Die Wohnung im zweiten Stock des Forschungsgebäudes NEST in der Schweizer Gemeinde Dübendorf trägt den Namen „Umar“ und sieht auf den ersten Blick, wenn auch ziemlich groß, völlig normal aus: Zwei Schlafzimmer, zwei Bäder und ein großer Aufenthaltsraum mit Kochinsel befinden sich auf einer Fläche von 120 Quadratmetern.
Die Innovation steckt hier im Detail. Denn die Wohnung besteht ausschließlich aus recyclebarem Material. Die Wände sind aus Filz, Lehm oder alten Tetrapak-Schnipseln, die Backsteine halten ganz ohne Baumörtel zusammen und greifen stattdessen ineinander wie Legosteine. Statt Styropor finden sich Dämmplatten aus Sägespänen und den Fasern zerschlissener Jeans.
Das Kürzel Umar steht für „Urban Mining and Recycling“. Die Wohnung soll zeigen, wie man allein mit Abfall und Recycling-Material modern bauen kann. „Wir brauchen Umdenken im Bauwesen“, sagt Werner Sobek, Leiter des Instituts für Leichtbau, Entwerfen und Konstruieren der Universität Stuttgart.
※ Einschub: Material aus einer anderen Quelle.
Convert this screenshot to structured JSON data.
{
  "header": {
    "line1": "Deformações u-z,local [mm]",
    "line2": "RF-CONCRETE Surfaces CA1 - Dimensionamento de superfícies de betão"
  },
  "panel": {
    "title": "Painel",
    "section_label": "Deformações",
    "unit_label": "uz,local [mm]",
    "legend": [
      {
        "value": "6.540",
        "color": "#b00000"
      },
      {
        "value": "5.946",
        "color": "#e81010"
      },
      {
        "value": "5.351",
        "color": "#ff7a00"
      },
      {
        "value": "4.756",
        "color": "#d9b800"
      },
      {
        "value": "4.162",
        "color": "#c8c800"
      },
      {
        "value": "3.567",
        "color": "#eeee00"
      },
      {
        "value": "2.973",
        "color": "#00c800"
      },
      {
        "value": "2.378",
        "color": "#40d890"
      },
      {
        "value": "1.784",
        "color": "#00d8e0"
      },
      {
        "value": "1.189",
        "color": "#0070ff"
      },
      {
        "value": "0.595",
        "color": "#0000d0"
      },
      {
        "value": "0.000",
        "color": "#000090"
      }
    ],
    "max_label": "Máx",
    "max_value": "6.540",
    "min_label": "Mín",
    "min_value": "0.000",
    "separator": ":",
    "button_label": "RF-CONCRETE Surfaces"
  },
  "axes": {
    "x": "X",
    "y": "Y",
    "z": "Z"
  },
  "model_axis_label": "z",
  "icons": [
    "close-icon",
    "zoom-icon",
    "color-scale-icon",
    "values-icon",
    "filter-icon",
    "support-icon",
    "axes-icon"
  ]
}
Zusammen mit Dirk Hebel und Felix Heisel vom Karlsruher Institut für Technologie hat er das Umar entworfen.
Alle Materialien sollen wiederverwendet werden
Die komplett recyclebare Wohnung ist die Antwort der Wissenschaftler auf die Frage, wie eine nachhaltige Bauwirtschaft aussehen könnte. Die Verwendung vollständig kompostierbarer und recyclebarer Materialien ist dabei nur eine Facette des Forschungsprojekts. Wichtig sei vor allem der Kreislaufgedanke, erklärt Hebel. „Die verwendeten Materialien werden nicht verbraucht und dann entsorgt. Sie sind vielmehr für eine bestimmte Zeit aus ihrem Kreislauf entnommen und werden später wieder in diesen zurückgeführt“, sagt der Wissenschaftler. Entsprechend wichtig bei dieser Bauweise: keine Klebeverbindungen. Alles wird verschraubt, verschränkt oder geklemmt, damit die Forscher es später problemlos wieder auseinander nehmen können.
Das Umar ergänzt seit Februar 2018 als experimentelles Wohnmodul das Forschungsgebäude NEST auf dem Campus der Eidgenössischen Materialprüfungs- und Forschungsanstalt (Empa) in der Schweizer Gemeinde Dübendorf. Vor kurzem sind zwei Studenten eingezogen. In den kommenden fünf bis sieben Jahren werden sie im Umar wohnen und ihre Erfahrungen dokumentieren. Dabei teilen sie sich ihr neues Zuhause mit bis zu 1000 Bewohnern monatlich.
„Mit der Umsetzung und der Demonstration des konsequenten Kreislaufkonzepts in einem realen und bewohnten Bauprojekt, erhoffen wir uns natürlich, dass wir ein Umdenken im Bauwesen anstoßen können“, sagt Enrico Marchesi, verantwortlicher Innovation Manager im NEST. Geht es nach den Schweizer Wissenschaftlern, sollen Gebäude in Zukunft nicht nur Wohn- und Arbeitsraum bieten, sondern gleichzeitig auch als Materiallager für die nächste Generation dienen.